ABSTRACT

While perhaps not as powerful as the translator to alter a text’s message, editors and reviewers still play a significant role in the way texts are received. Martineau and Eliot were aware of this power in their journalism, showing an insight into the materiality of language that is evident in the way they deal with literary texts. They were both also aware of the ‘roles of editor and readers in the formation of a literary career’,1 and manipulated this dynamic from all perspectives: author; editor; reader; reviewer.
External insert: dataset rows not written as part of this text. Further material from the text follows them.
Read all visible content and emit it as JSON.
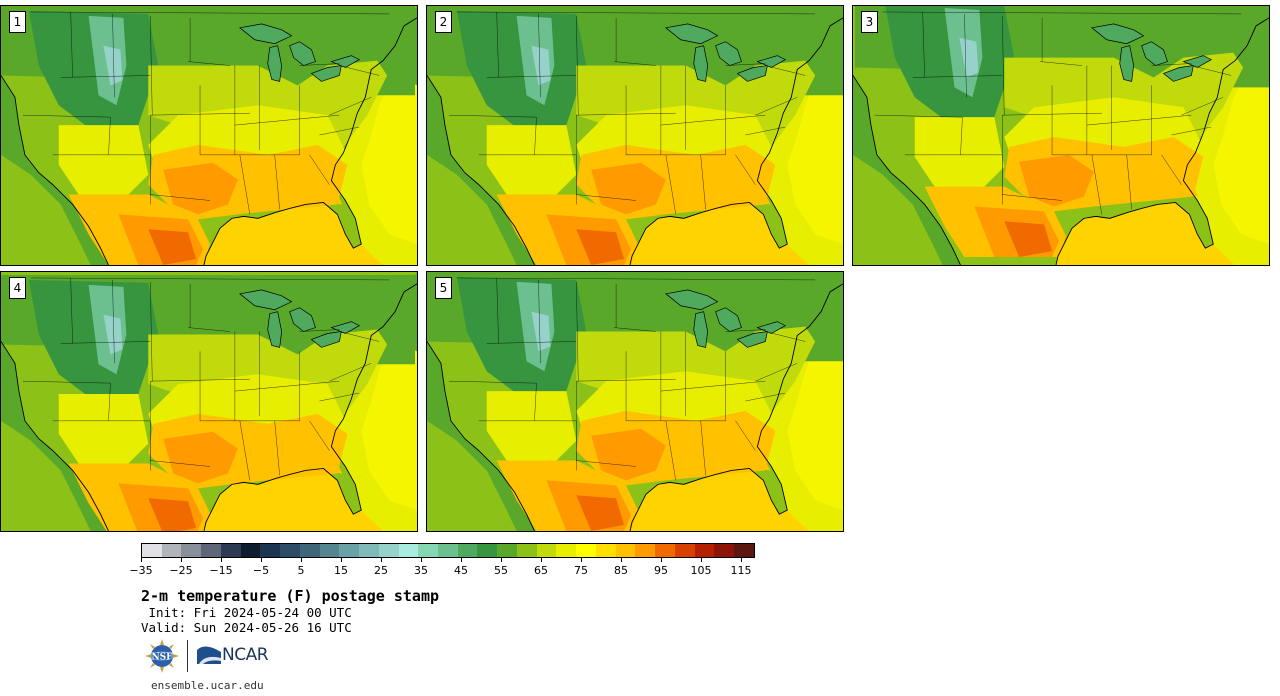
{
  "panels": [
    {
      "label": "1"
    },
    {
      "label": "2"
    },
    {
      "label": "3"
    },
    {
      "label": "4"
    },
    {
      "label": "5"
    }
  ],
  "colorbar": {
    "colors": [
      "#e2e2e6",
      "#b2b4bc",
      "#8a8f9c",
      "#5e6678",
      "#2d3a54",
      "#0e1c2e",
      "#1d3550",
      "#2c4b66",
      "#3d6679",
      "#55858f",
      "#6aa1a6",
      "#7fb9b8",
      "#96d2c9",
      "#a8ebdf",
      "#85d6b2",
      "#6cc08f",
      "#4fa95f",
      "#36953e",
      "#5aa82a",
      "#8cc217",
      "#c1da0b",
      "#e7ee00",
      "#ffff00",
      "#ffde00",
      "#ffc100",
      "#ff9a00",
      "#f16a00",
      "#d84000",
      "#b42000",
      "#8c1408",
      "#5c1810"
    ],
    "ticks": [
      "−35",
      "−25",
      "−15",
      "−5",
      "5",
      "15",
      "25",
      "35",
      "45",
      "55",
      "65",
      "75",
      "85",
      "95",
      "105",
      "115"
    ]
  },
  "title": "2-m temperature (F) postage stamp",
  "init_line": " Init: Fri 2024-05-24 00 UTC",
  "valid_line": "Valid: Sun 2024-05-26 16 UTC",
  "logos": {
    "nsf": "NSF",
    "ncar": "NCAR"
  },
  "website": "ensemble.ucar.edu",
  "icons": {
    "nsf": "nsf-globe-icon",
    "ncar": "ncar-wave-icon"
  }
}
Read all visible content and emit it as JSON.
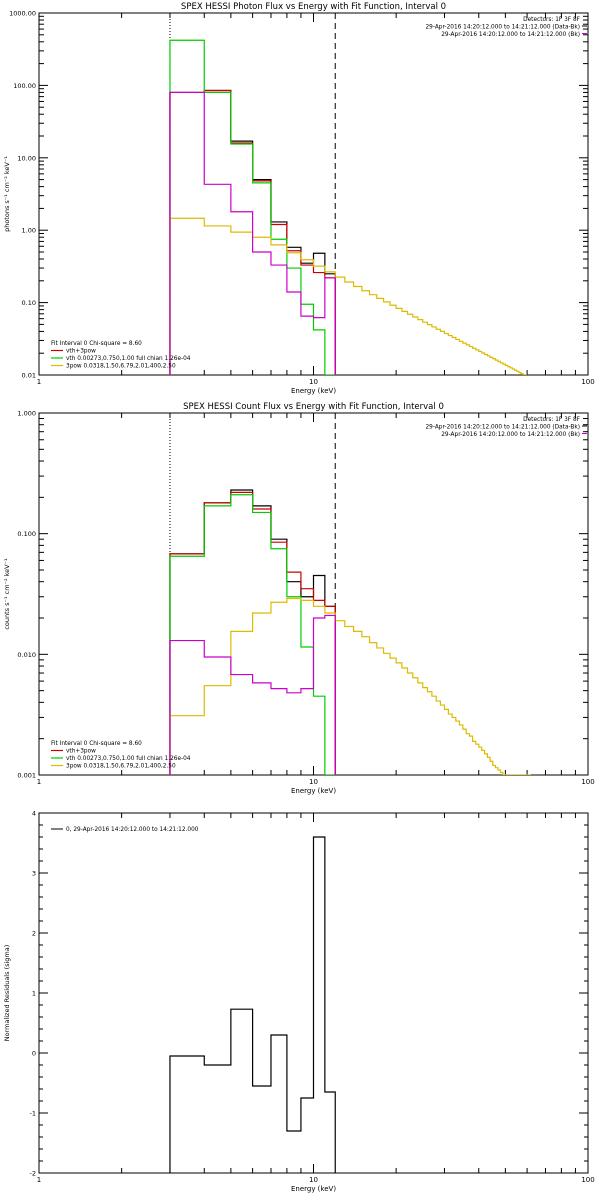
{
  "charts": [
    {
      "type": "line",
      "title": "SPEX HESSI Photon Flux vs Energy with Fit Function, Interval 0",
      "xlabel": "Energy (keV)",
      "ylabel": "photons s⁻¹ cm⁻² keV⁻¹",
      "xscale": "log",
      "yscale": "log",
      "xlim": [
        1,
        100
      ],
      "ylim": [
        0.01,
        1000
      ],
      "xticks": [
        1,
        10,
        100
      ],
      "xtick_labels": [
        "1",
        "10",
        "100"
      ],
      "yticks": [
        0.01,
        0.1,
        1,
        10,
        100,
        1000
      ],
      "ytick_labels": [
        "0.01",
        "0.10",
        "1.00",
        "10.00",
        "100.00",
        "1000.00"
      ],
      "vlines": [
        {
          "x": 3.0,
          "style": "dotted",
          "color": "#000000"
        },
        {
          "x": 12.0,
          "style": "dashed",
          "color": "#000000"
        }
      ],
      "header": [
        "Detectors: 1F 3F 8F",
        "29-Apr-2016 14:20:12.000 to 14:21:12.000 (Data-Bk)",
        "29-Apr-2016 14:20:12.000 to 14:21:12.000 (Bk)"
      ],
      "legend_title": "Fit Interval 0   Chi-square = 8.60",
      "legend": [
        {
          "label": "vth+3pow",
          "color": "#cc0000"
        },
        {
          "label": "vth 0.00273,0.750,1.00  full chian 1.26e-04",
          "color": "#00cc00"
        },
        {
          "label": "3pow 0.0318,1.50,6.79,2.01,400,2.50",
          "color": "#ddbb00"
        }
      ],
      "series": [
        {
          "name": "data",
          "color": "#000000",
          "type": "step",
          "edges": [
            3,
            4,
            5,
            6,
            7,
            8,
            9,
            10,
            11,
            12
          ],
          "values": [
            80,
            85,
            17,
            5,
            1.3,
            0.58,
            0.35,
            0.48,
            0.25
          ]
        },
        {
          "name": "vth+3pow",
          "color": "#cc0000",
          "type": "step",
          "edges": [
            3,
            4,
            5,
            6,
            7,
            8,
            9,
            10,
            11,
            12
          ],
          "values": [
            80,
            85,
            16,
            4.8,
            1.2,
            0.52,
            0.33,
            0.26,
            0.22
          ]
        },
        {
          "name": "vth",
          "color": "#00cc00",
          "type": "step",
          "edges": [
            3,
            4,
            5,
            6,
            7,
            8,
            9,
            10,
            11,
            12
          ],
          "values": [
            420,
            80,
            15.5,
            4.5,
            0.75,
            0.3,
            0.095,
            0.042,
            0.01
          ]
        },
        {
          "name": "3pow",
          "color": "#ddbb00",
          "type": "step",
          "edges": [
            3,
            4,
            5,
            6,
            7,
            8,
            9,
            10,
            11,
            12,
            13,
            14,
            15,
            16,
            17,
            18,
            19,
            20,
            21,
            22,
            23,
            24,
            25,
            26,
            27,
            28,
            29,
            30,
            31,
            32,
            33,
            34,
            35,
            36,
            37,
            38,
            39,
            40,
            41,
            42,
            43,
            44,
            45,
            46,
            47,
            48,
            49,
            50,
            51,
            52,
            53,
            54,
            55,
            56,
            57,
            58,
            59,
            60
          ],
          "power": {
            "start_x": 3,
            "start_y": 1.7,
            "index": 1.5,
            "break_x": 6.79,
            "index2": 2.01,
            "end_x": 60
          },
          "values": []
        },
        {
          "name": "background",
          "color": "#cc00cc",
          "type": "step",
          "edges": [
            3,
            4,
            5,
            6,
            7,
            8,
            9,
            10,
            11,
            12
          ],
          "values": [
            80,
            4.3,
            1.8,
            0.5,
            0.33,
            0.14,
            0.065,
            0.062,
            0.22
          ]
        }
      ]
    },
    {
      "type": "line",
      "title": "SPEX HESSI Count Flux vs Energy with Fit Function, Interval 0",
      "xlabel": "Energy (keV)",
      "ylabel": "counts s⁻¹ cm⁻² keV⁻¹",
      "xscale": "log",
      "yscale": "log",
      "xlim": [
        1,
        100
      ],
      "ylim": [
        0.001,
        1
      ],
      "xticks": [
        1,
        10,
        100
      ],
      "xtick_labels": [
        "1",
        "10",
        "100"
      ],
      "yticks": [
        0.001,
        0.01,
        0.1,
        1
      ],
      "ytick_labels": [
        "0.001",
        "0.010",
        "0.100",
        "1.000"
      ],
      "vlines": [
        {
          "x": 3.0,
          "style": "dotted",
          "color": "#000000"
        },
        {
          "x": 12.0,
          "style": "dashed",
          "color": "#000000"
        }
      ],
      "header": [
        "Detectors: 1F 3F 8F",
        "29-Apr-2016 14:20:12.000 to 14:21:12.000 (Data-Bk)",
        "29-Apr-2016 14:20:12.000 to 14:21:12.000 (Bk)"
      ],
      "legend_title": "Fit Interval 0   Chi-square = 8.60",
      "legend": [
        {
          "label": "vth+3pow",
          "color": "#cc0000"
        },
        {
          "label": "vth 0.00273,0.750,1.00  full chian 1.26e-04",
          "color": "#00cc00"
        },
        {
          "label": "3pow 0.0318,1.50,6.79,2.01,400,2.50",
          "color": "#ddbb00"
        }
      ],
      "series": [
        {
          "name": "data",
          "color": "#000000",
          "type": "step",
          "edges": [
            3,
            4,
            5,
            6,
            7,
            8,
            9,
            10,
            11,
            12
          ],
          "values": [
            0.068,
            0.18,
            0.23,
            0.17,
            0.09,
            0.04,
            0.03,
            0.045,
            0.025
          ]
        },
        {
          "name": "vth+3pow",
          "color": "#cc0000",
          "type": "step",
          "edges": [
            3,
            4,
            5,
            6,
            7,
            8,
            9,
            10,
            11,
            12
          ],
          "values": [
            0.068,
            0.18,
            0.22,
            0.16,
            0.085,
            0.048,
            0.035,
            0.028,
            0.025
          ]
        },
        {
          "name": "vth",
          "color": "#00cc00",
          "type": "step",
          "edges": [
            3,
            4,
            5,
            6,
            7,
            8,
            9,
            10,
            11,
            12
          ],
          "values": [
            0.065,
            0.17,
            0.21,
            0.15,
            0.075,
            0.03,
            0.0115,
            0.0045,
            0.001
          ]
        },
        {
          "name": "3pow",
          "color": "#ddbb00",
          "type": "step",
          "edges": [
            3,
            4,
            5,
            6,
            7,
            8,
            9,
            10,
            11,
            12,
            13,
            14,
            15,
            16,
            17,
            18,
            19,
            20,
            21,
            22,
            23,
            24,
            25,
            26,
            27,
            28,
            29,
            30,
            31,
            32,
            33,
            34,
            35,
            36,
            37,
            38,
            39,
            40,
            41,
            42,
            43,
            44,
            45,
            46,
            47,
            48,
            49,
            50,
            51,
            52,
            53,
            54,
            55,
            56,
            57,
            58,
            59,
            60,
            62
          ],
          "values": [
            0.0031,
            0.0055,
            0.0155,
            0.022,
            0.027,
            0.029,
            0.028,
            0.025,
            0.022,
            0.019,
            0.017,
            0.0155,
            0.014,
            0.0125,
            0.0113,
            0.0102,
            0.0093,
            0.0085,
            0.0077,
            0.007,
            0.0064,
            0.0058,
            0.0053,
            0.0049,
            0.0045,
            0.0041,
            0.0038,
            0.0035,
            0.0032,
            0.003,
            0.0028,
            0.0026,
            0.0024,
            0.0022,
            0.0021,
            0.0019,
            0.0018,
            0.0017,
            0.0016,
            0.0015,
            0.0014,
            0.0013,
            0.0012,
            0.00115,
            0.0011,
            0.00105,
            0.001,
            0.001,
            0.001,
            0.001,
            0.001,
            0.001,
            0.001,
            0.001,
            0.001,
            0.001,
            0.001,
            0.001
          ]
        },
        {
          "name": "background",
          "color": "#cc00cc",
          "type": "step",
          "edges": [
            3,
            4,
            5,
            6,
            7,
            8,
            9,
            10,
            11,
            12
          ],
          "values": [
            0.013,
            0.0095,
            0.0068,
            0.0058,
            0.0052,
            0.0048,
            0.0052,
            0.02,
            0.021
          ]
        }
      ]
    },
    {
      "type": "line",
      "title": "",
      "xlabel": "Energy (keV)",
      "ylabel": "Normalized Residuals (sigma)",
      "xscale": "log",
      "yscale": "linear",
      "xlim": [
        1,
        100
      ],
      "ylim": [
        -2,
        4
      ],
      "xticks": [
        1,
        10,
        100
      ],
      "xtick_labels": [
        "1",
        "10",
        "100"
      ],
      "yticks": [
        -2,
        -1,
        0,
        1,
        2,
        3,
        4
      ],
      "ytick_labels": [
        "-2",
        "-1",
        "0",
        "1",
        "2",
        "3",
        "4"
      ],
      "legend": [
        {
          "label": "0, 29-Apr-2016 14:20:12.000 to 14:21:12.000",
          "color": "#000000"
        }
      ],
      "series": [
        {
          "name": "residuals",
          "color": "#000000",
          "type": "step",
          "edges": [
            3,
            4,
            5,
            6,
            7,
            8,
            9,
            10,
            11,
            12
          ],
          "values": [
            -0.05,
            -0.2,
            0.73,
            -0.55,
            0.3,
            -1.3,
            -0.75,
            3.6,
            -0.65
          ]
        }
      ]
    }
  ]
}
Martineau’s approach to dealing with editors created a precedent of collaboration, ‘transform[ing] authorship from a solitary to a social enterprise, from a matter of genius to a process of education and acculturation’.2 To varying degrees, Brontë, Martineau and Eliot entered into dialogues as editors, authors and reviewers, thus participating in a more professionalised literary context, as opposed to the reified idea of literary genius. Although Brontë in particular had adamantly held to the authority of creative genius while studying in Belgium (as well as in her defence of her own work in revising Jane Eyre), all three recognised the political contexts of literary production. Indeed, Brontë’s growing awareness of the ‘insidious effect of the review on potential readers’ was what sparked her response to Elizabeth Rigby.3 While the dynamic between editor and author, like translator and author, tends to operate privately, the reviewer brings those tensions into the public forum, exposing the dialogue and adding a new critical level to the reception of the author’s work. The text becomes increasingly dialogic, losing to some degree its idealised connection to the original author.